For each type of memorized information text, the text is divided into fixed-length segments. These segments are converted into vector representations on the basis of a vector database for subsequent efficient vector-based retrieval using FAISS. The specific formalization is:

First a piece of text is sliced and divided into n segments T = {S₁, S₂,…, S_N} each of which is of length Each segment is of length n. For each text fragment, this research uses CoIBERT [10] as the encoder model to pre-code it into a vector representation, and its vector representation can be expressed in Equation 1: 1 $v_{i} = E (S_{i}) = {v_{i}^{0}, v_{i}^{1}, \dots, v_{i}^{m}}, v_{i} \in ℝ^{d}$

Where E is the function used to convert text segment into vectors, and v_i is the first i vector representation of the text fragment, i ∈ (1, m). Store all the fragment vectors in a shared vector database for subsequent retrieval.

The vector database as the basis of the whole VIMBank is mapped to the vectorized representation of each text using vector indexing, which is able to capture the semantic information of the text by mapping the text to a high-dimensional vector space, but the vector indexing approach is not able to support fast keyword matching, and when the LLM recalls the long-term memory information, on the one hand, the semantic information is very important, and on the other hand, the precision against the keyword matching to the historical memory information should also be captured. As a result, VIMBank needs to use Elasticsearch technology to map text segments and store them as sparse vectors, create an index for each keyword, and record all documents containing the keyword to realize fast processing and precise matching of large amounts of text data.

By mixing the two approaches, vector databases map a large number of text segments as dense vectors, and Elasticsearch stores text maps as sparse vectors, and in the subsequent retrieval phase, vector indexes are good at semantic understanding, while Elasticsearch-based backward indexes are good at fast and accurate keyword matching, while utilizing the advantages of both to obtain more comprehensive and accurate retrieval results.

C.

Memory Retrieval Component

The quality of the relevance of information retrieved from long-term memory can have a critical impact on LLM reasoning and decisionmaking in the process of LLM executing reasoning and decision-making, so the retrieval mechanism is a crucial stage in long-term memory.
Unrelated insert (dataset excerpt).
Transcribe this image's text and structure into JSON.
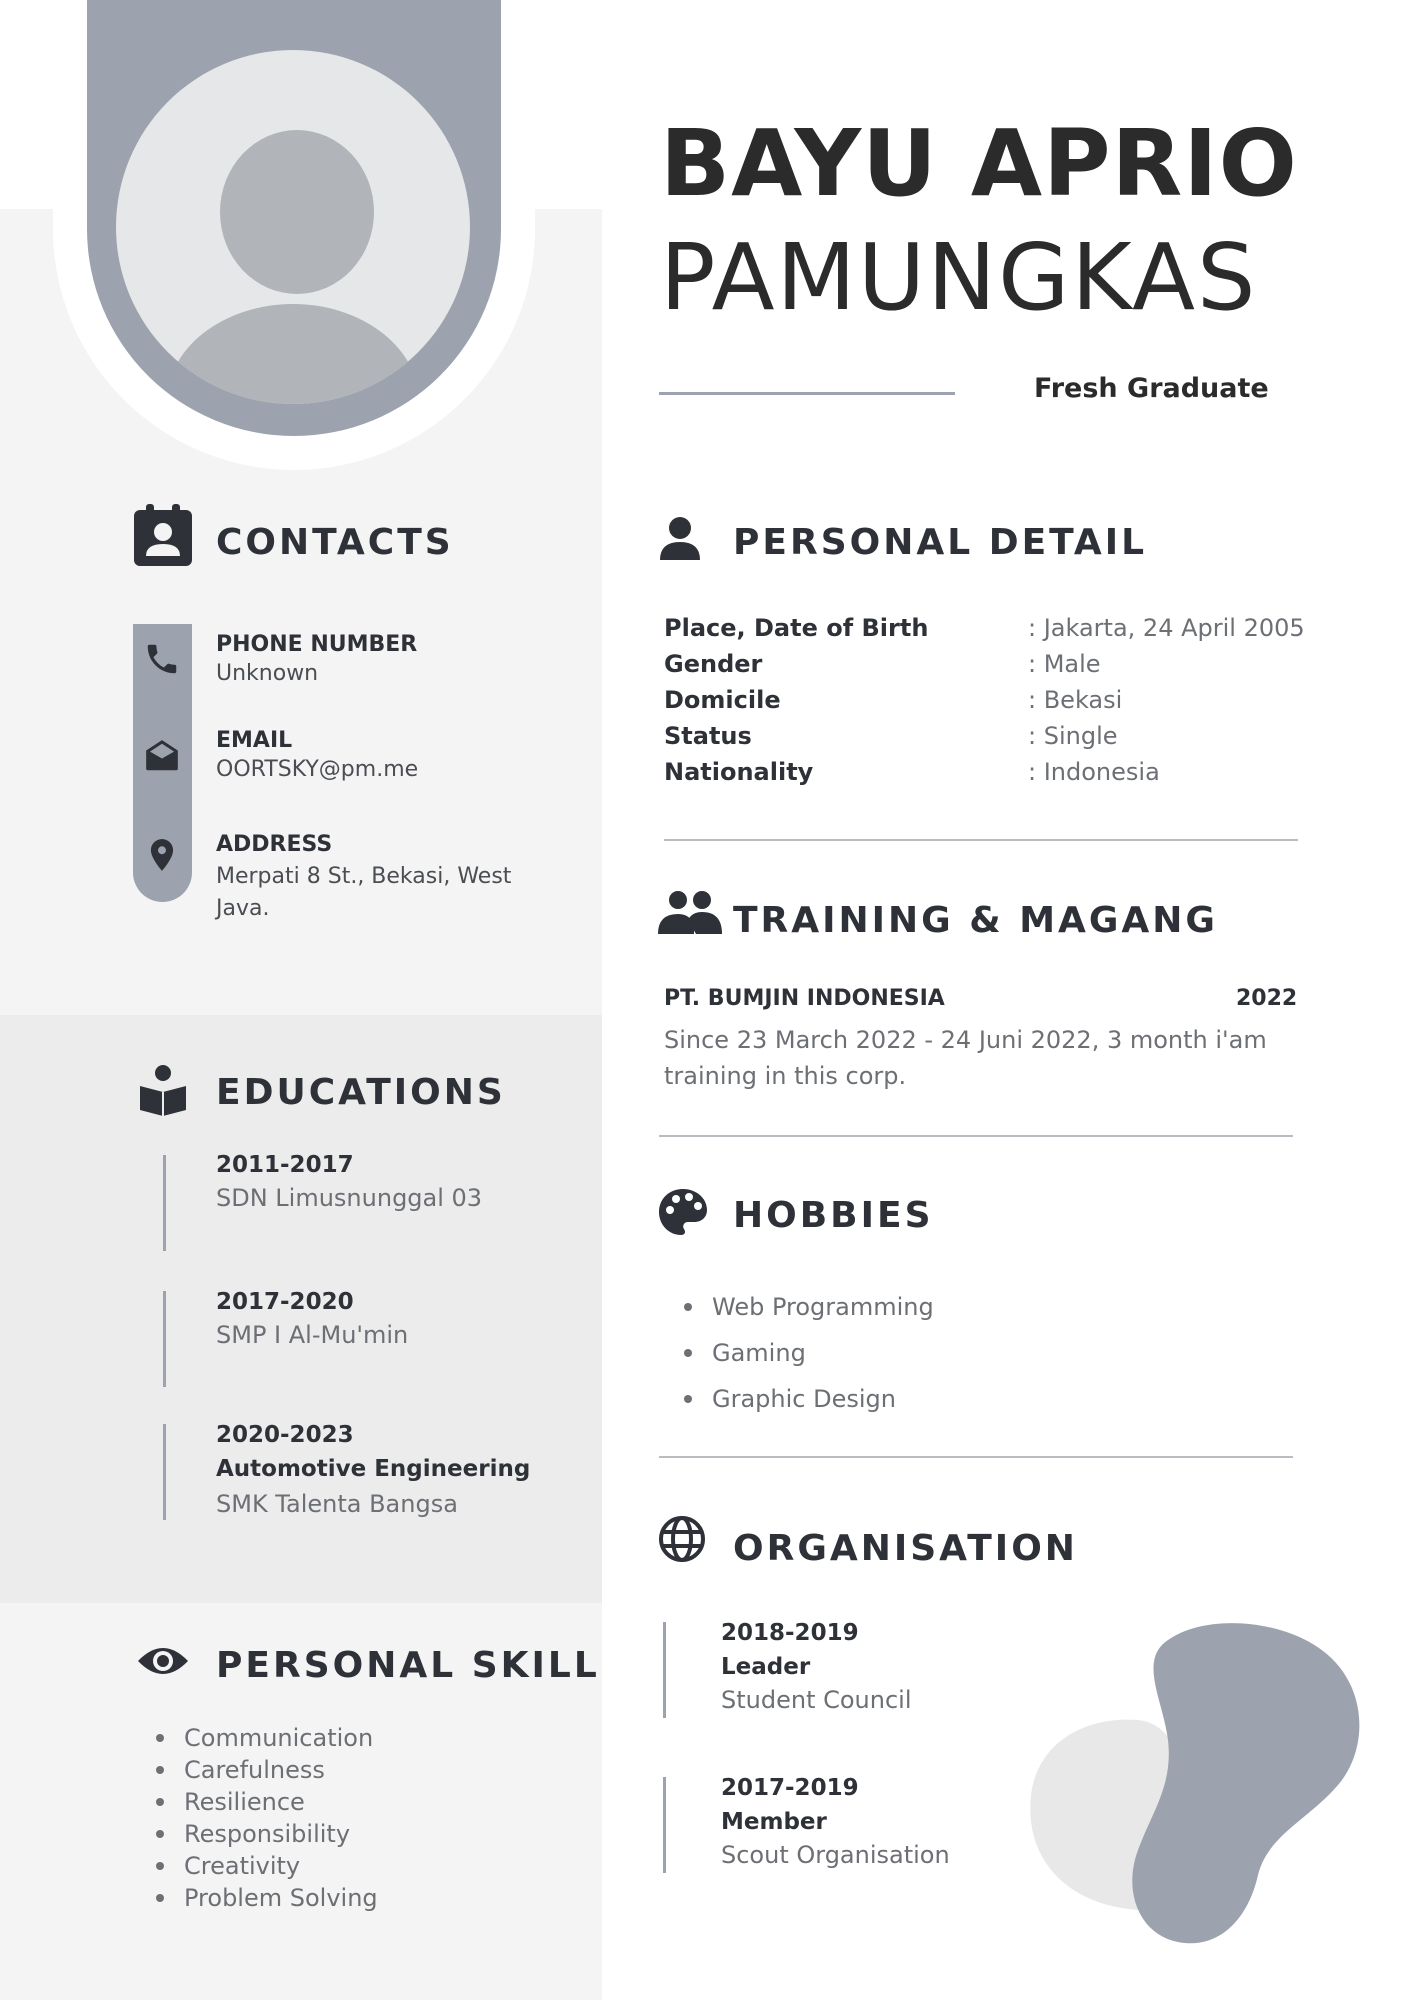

Based on text memory vectorization and keyword storage, VIMBank adopts FAISS [11] retrieval method for densely embedded vectors and BM25 retrieval model for sparse vectors [12] for these two storage methods respectively. The core idea of FAISS is to generalize, partition, or quantize high-dimensional vectors so as to reduce the search space and improve the retrieval speed, which can be achieved through a combination of various indexing techniques such as inverted files, product quantization, HNSW, and GPU acceleration to achieve efficient retrieval on large-scale datasets. And keyword storage uses the Elasticsearch search engine to represent these text segments as sparse vectors through inverted indexing, of which the BM25 retrieval model is the most commonly used inverted indexing-based retrieval model, which not only considers word frequency and inverse document frequency, but also introduces factors such as lexical item saturation, which better balances the impact of high-frequency words. VIMBank improves the information retrieval speed by integrating the vector retrieval and the keyword retrieval results to improve the overall effectiveness of information retrieval. This process involves merging and de-duplicating the results from the two retrieval strategies. With these two retrieval techniques, LLM is able to achieve more comprehensive and accurate information recall.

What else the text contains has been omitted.